If I am undertsanding correctly, curr4 is the summation of curr1-curr3. This is the output of all monitored current inputs on the ina3221 from one of our devices exhibiting the issue:

$ sudo cat /sys/bus/i2c/drivers/ina3221/1-0040/hwmon/hwmon4/curr4_input
33688
$ sudo cat /sys/bus/i2c/drivers/ina3221/1-0040/hwmon/hwmon4/curr3_input
576
$ sudo cat /sys/bus/i2c/drivers/ina3221/1-0040/hwmon/hwmon4/curr2_input
456
$ sudo cat /sys/bus/i2c/drivers/ina3221/1-0040/hwmon/hwmon4/curr1_input
32760

$ sudo cat /sys/bus/i2c/drivers/ina3221/1-0040/hwmon/hwmon4/in4_input
163800

$ sudo cat /sys/bus/i2c/drivers/ina3221/1-0040/hwmon/hwmon4/shunt1_resistor 
5000

Looks like in4_input is measuring 163.8V. Not sure how this is possible. curr4 and curr1 are derived from this value along with the shunt resistor value and the voltage input on the rail. All shunt resistor values are read out to be 5000 which is correct. (See Jetson Orin NX power management parameters - #13 by KevinFFF)

The same power supply supplies the main 5v power to two Orin NX modules. I can read the value of the voltage from the other Orin NX and I can confirm it is around 5 volts as intended. This 163.8v reading from the other orin is garbage.

So far, we have two Orin NX modules across two different production builds of our product exhibiting this same issue.

Are you using the devkit or custom board for Orin NX?
Please help to clarify if you would still hit the issue with the latest JP release, or is the issue specific to your board?
(you can simply get a devkit to verify)

I just have a quick test on my Orin Nano devkit with JP6.0GA(R36.3.0) and get the expected value for curr1_input.

root@tegra-ubuntu:/sys/bus/i2c/drivers/ina3221/1-0040/hwmon/hwmon1# cat curr1_input
936

Hi @KevinFFF, we are using a custom carrier board.
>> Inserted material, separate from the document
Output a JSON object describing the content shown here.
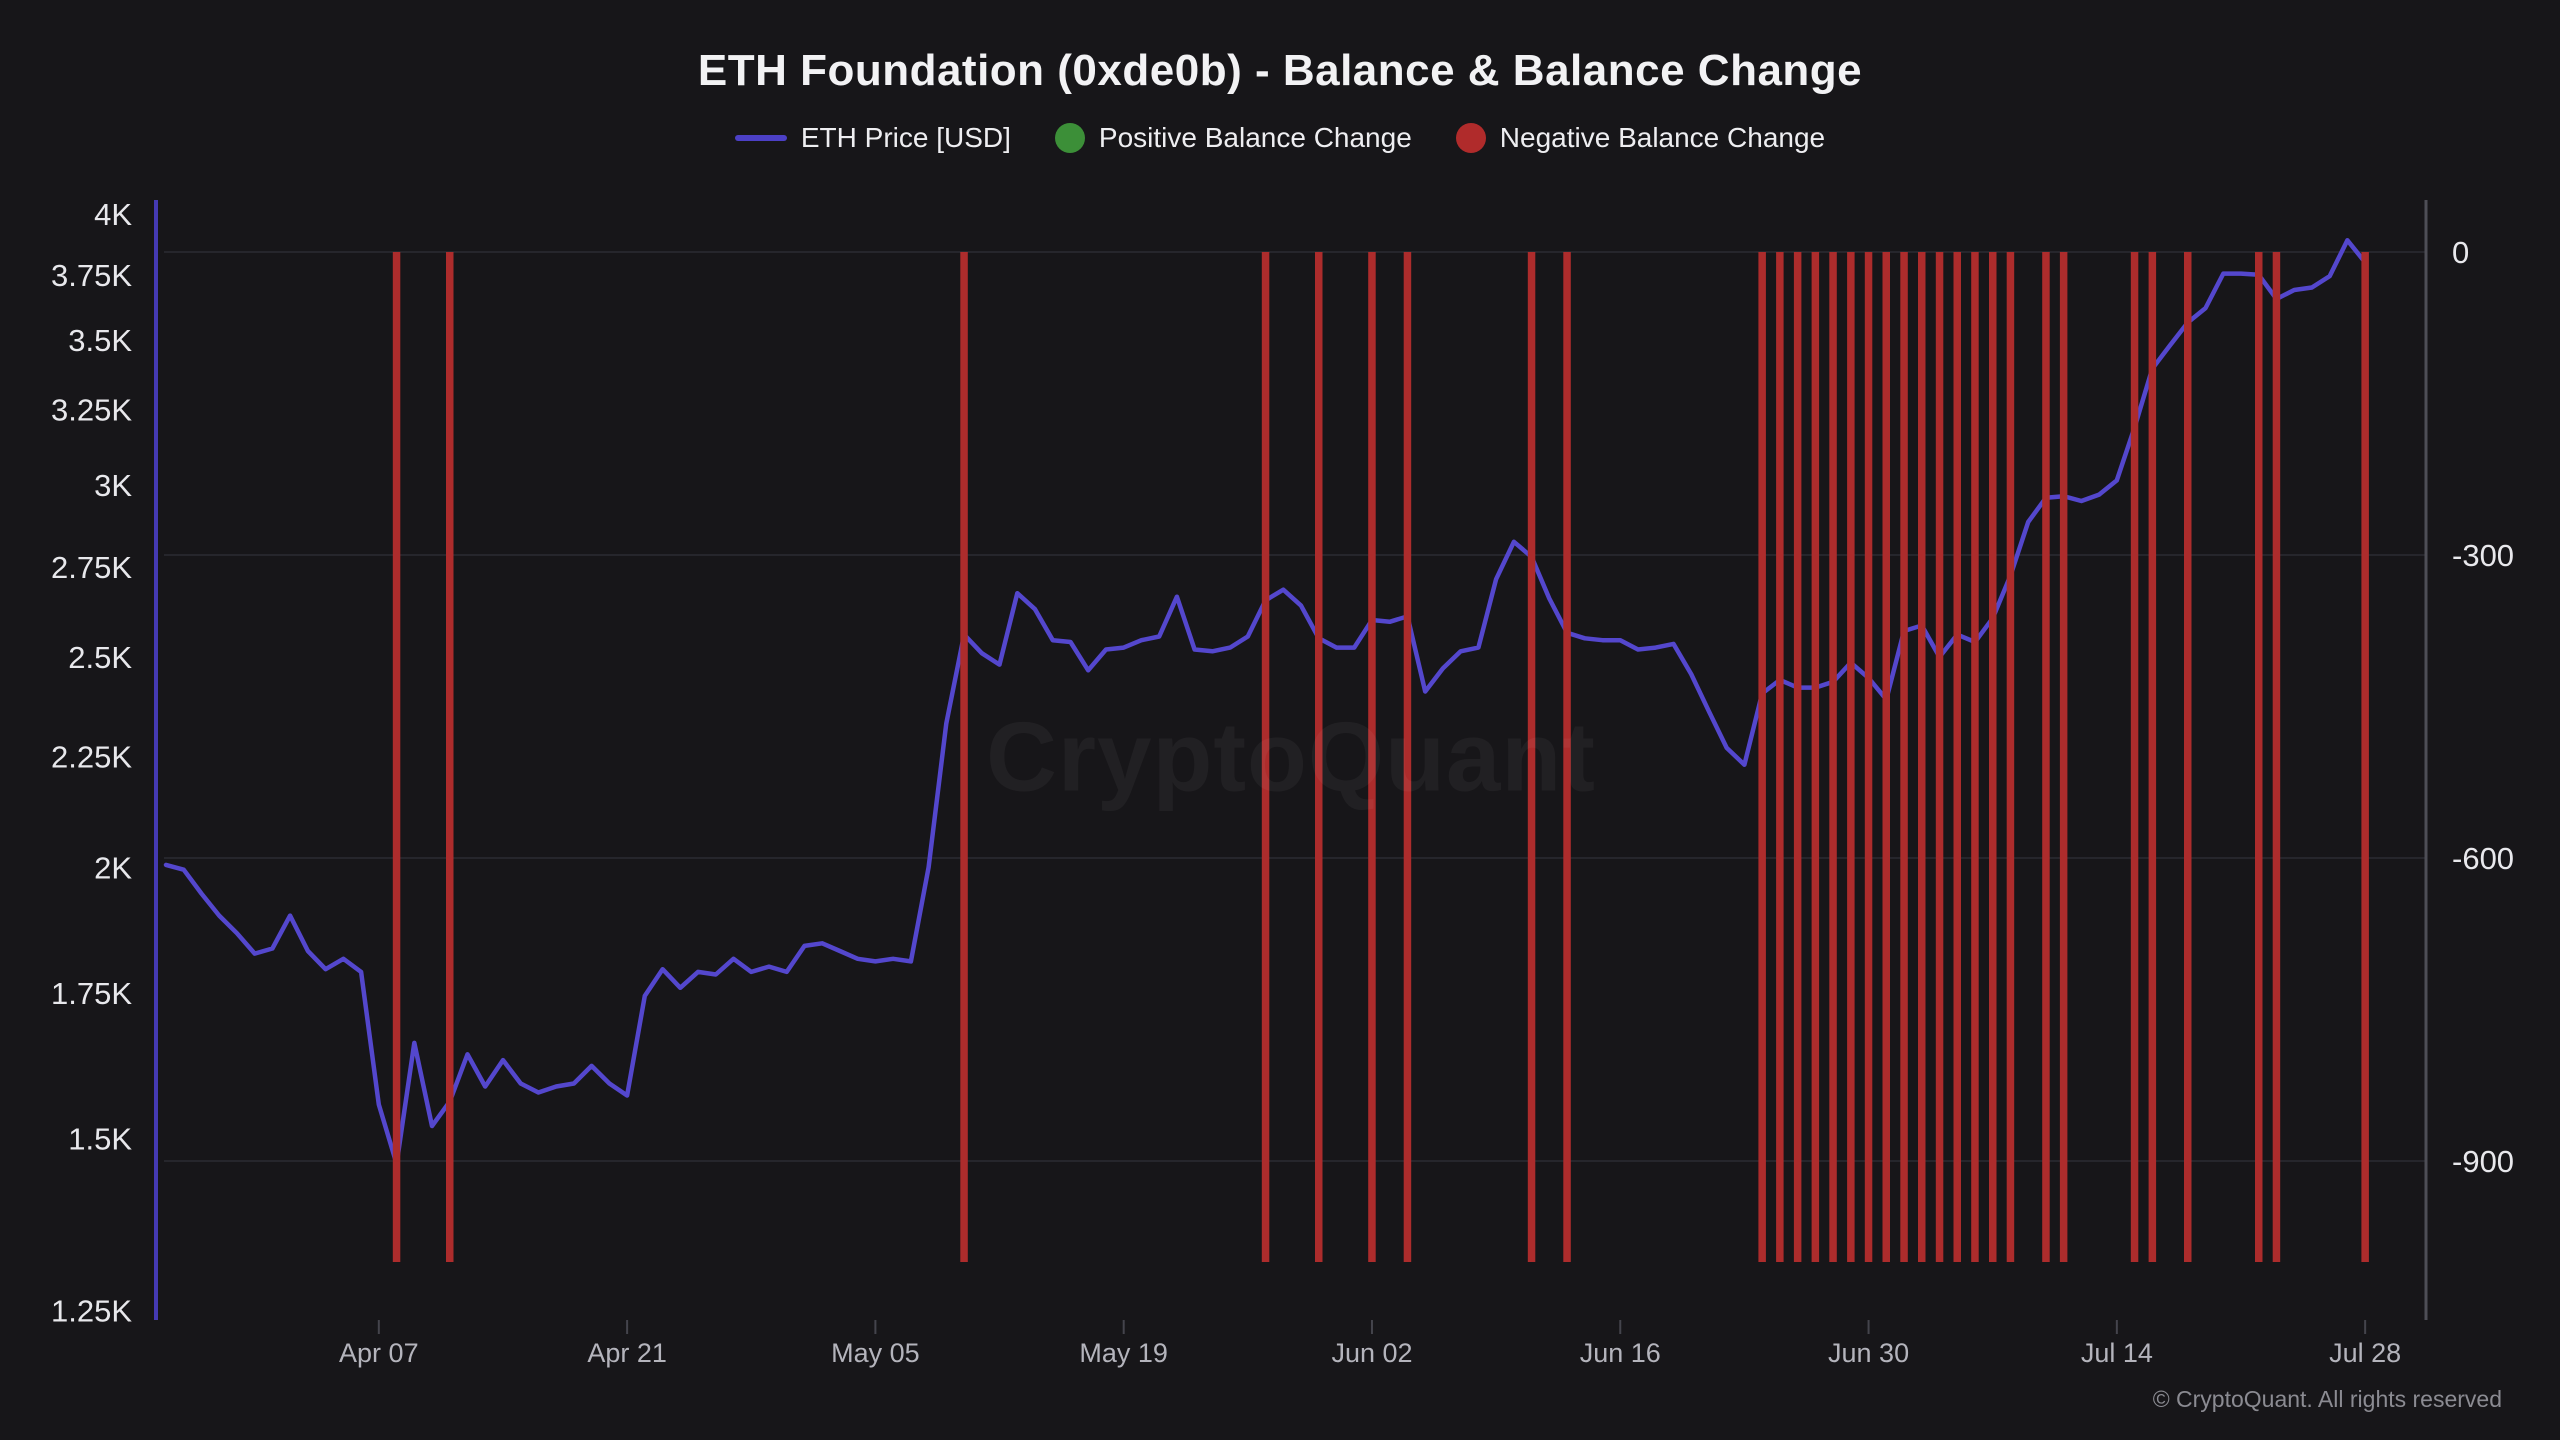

We have hundreds of units that we have flashed to using init-rd massflash and cloned the rootfs onto nvme SSDs. Only two modules have shown this issue.

I am trying to understand if the issue root-cause lies in the hardware of the device or the software. I suspect you will not be able to replicate this on a devkit as i haven’t been able to replicate this issue on a devkit either.

Our products are built thousands of miles away in a factory and I won’t have direct access to the hardware of the modules showing this issue for a while.

Are there any other troubleshooting steps I can take remotely to diagnose this problem?